The classical multiplicative captures the same trend and seasonality, although the error looks far less random.
c. Do the results support the graphical interpretation from part a?
Yes they do.
d. Compute and plot the seasonally adjusted data.
e. Change one observation to be an outlier (e.g., add 300 to one observation), and recompute the seasonally adjusted data. What is the effect of the outlier? Does it make any difference if the outlier is near the end rather than in the middle of the series
In order to measure the effect of outliers on the seasonally adjusted data, I want to be able to measure the shape of the trendline.
I will use a linear regression model, to measure my trend data, because I am interested in how the general slope of the trendline changes due to the introduction of outliers.
The largest impact on the slope of the trendline is when the outlier is about a quarter of the way from the end of the trendline. This could be due to the down weighting from the Moving Average.
## [1] 0.007258312
Recall your retail time series data (from Exercise 8 in Section 2.10). Decompose the series using X-11. Does it reveal any outliers, or unusual features that you had not noticed previously?

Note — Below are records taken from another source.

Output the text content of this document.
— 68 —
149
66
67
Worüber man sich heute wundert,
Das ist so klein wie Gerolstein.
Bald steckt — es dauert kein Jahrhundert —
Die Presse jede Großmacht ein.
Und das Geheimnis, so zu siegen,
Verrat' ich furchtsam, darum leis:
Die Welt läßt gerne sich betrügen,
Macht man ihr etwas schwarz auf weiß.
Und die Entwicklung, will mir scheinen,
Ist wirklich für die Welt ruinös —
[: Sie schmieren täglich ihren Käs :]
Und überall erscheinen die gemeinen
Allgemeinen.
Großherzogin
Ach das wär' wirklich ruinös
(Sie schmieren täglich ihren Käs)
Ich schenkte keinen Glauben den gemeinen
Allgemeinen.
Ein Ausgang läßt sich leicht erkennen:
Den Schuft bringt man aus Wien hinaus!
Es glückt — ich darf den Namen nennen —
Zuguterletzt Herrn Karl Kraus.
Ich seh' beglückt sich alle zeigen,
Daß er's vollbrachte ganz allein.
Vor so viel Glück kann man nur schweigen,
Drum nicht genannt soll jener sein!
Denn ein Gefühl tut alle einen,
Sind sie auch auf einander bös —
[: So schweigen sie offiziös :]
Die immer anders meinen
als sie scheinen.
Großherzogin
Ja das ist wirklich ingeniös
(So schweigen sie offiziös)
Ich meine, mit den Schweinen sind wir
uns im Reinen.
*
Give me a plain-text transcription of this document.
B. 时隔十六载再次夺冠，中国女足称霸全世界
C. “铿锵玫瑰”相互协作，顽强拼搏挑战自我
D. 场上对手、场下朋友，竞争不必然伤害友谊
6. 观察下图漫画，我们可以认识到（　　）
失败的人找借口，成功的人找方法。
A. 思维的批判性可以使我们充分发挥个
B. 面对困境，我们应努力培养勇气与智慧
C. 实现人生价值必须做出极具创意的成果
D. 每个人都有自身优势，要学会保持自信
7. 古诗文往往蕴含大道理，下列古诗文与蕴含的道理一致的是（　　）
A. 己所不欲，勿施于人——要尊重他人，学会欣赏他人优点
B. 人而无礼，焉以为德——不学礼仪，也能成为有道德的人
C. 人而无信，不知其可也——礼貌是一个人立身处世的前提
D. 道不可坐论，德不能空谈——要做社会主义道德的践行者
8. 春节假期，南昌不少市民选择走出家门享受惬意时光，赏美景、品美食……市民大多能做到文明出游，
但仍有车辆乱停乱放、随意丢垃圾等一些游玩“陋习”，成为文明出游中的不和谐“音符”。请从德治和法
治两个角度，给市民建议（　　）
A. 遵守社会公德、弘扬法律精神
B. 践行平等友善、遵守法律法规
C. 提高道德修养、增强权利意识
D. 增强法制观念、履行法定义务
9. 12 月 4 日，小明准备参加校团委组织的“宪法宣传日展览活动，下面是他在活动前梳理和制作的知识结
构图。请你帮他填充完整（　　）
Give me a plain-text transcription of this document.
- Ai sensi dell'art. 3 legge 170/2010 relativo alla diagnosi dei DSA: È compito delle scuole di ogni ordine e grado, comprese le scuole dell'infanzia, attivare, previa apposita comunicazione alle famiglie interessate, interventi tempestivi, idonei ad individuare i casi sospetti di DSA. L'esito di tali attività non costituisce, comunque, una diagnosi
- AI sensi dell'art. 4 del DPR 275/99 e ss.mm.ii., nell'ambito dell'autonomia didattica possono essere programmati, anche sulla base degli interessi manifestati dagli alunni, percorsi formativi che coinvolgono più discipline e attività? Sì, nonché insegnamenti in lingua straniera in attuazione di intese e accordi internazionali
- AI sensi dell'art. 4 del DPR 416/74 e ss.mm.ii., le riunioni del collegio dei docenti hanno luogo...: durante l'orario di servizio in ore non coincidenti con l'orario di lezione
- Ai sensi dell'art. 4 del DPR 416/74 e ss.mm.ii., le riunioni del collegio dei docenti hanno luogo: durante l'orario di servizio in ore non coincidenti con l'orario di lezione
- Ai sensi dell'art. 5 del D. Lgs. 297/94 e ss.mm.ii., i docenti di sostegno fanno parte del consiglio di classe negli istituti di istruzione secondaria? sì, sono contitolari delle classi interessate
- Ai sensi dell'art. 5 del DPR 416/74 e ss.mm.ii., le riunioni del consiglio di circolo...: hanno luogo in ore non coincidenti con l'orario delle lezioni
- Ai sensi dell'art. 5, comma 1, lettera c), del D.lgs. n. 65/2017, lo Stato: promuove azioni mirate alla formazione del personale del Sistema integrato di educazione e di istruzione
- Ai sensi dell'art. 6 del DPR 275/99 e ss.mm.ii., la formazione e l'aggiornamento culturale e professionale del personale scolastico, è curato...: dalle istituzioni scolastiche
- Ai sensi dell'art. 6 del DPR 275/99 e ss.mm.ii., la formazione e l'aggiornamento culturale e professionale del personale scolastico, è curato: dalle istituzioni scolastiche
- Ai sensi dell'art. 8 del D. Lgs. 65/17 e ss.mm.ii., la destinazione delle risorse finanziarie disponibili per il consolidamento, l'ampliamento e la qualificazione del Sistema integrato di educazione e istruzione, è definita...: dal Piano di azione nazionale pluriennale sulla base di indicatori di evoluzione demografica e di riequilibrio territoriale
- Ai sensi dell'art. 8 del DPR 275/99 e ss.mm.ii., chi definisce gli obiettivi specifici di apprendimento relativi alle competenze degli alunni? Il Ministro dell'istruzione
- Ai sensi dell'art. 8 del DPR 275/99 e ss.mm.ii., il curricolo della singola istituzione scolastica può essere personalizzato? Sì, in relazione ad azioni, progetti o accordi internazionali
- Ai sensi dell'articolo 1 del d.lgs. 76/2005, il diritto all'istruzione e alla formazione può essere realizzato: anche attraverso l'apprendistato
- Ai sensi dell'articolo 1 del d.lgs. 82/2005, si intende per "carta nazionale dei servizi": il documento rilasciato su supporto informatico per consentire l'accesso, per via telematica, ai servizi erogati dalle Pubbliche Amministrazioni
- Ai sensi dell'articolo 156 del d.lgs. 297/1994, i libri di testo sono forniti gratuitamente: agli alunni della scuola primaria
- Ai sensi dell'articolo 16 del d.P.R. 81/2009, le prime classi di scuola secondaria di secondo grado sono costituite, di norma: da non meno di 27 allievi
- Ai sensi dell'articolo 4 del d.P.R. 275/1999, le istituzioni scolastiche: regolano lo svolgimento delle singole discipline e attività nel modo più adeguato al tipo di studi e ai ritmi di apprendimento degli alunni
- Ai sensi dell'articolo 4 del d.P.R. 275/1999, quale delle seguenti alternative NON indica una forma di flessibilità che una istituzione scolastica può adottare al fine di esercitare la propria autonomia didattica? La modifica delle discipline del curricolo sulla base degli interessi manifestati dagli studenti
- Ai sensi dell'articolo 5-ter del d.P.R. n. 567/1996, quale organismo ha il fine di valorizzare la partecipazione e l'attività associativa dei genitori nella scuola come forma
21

Boxplots of Turnover show the large number of outliers in the dataset. Building a model on this data (especially with such a small sample) will lead to poor predictions
I don’t see the outliers in the trend data, yet they are clear in the boxplots. Perhaps this highlights the importance of EDA before building models.
cat('mean:',mean(output),'sd:',sd(output))
## mean: 0.04945226 sd: 0.2337697
a. Write about 3–5 sentences describing the results of the decomposition. Pay particular attention to the scales of the graphs in making your interpretation.
There is a linear trend in the growth of the civilian labor force in Australia from February 1978 to August 1995. The carrier signal however has a seasonal cycle as well . There seems to be two oscillations per season, with peaks in March and December, and troughs in January and August. The former might be due to summer vacations and the latter due to the firing of seasonal workers after Christmas.
b. Is the recession of 1991/1992 visible in the estimated components?
The recession is not in the estimated components, however it can be seen in the remainder, which captures all the variation not described by the macro or the seasonal trends.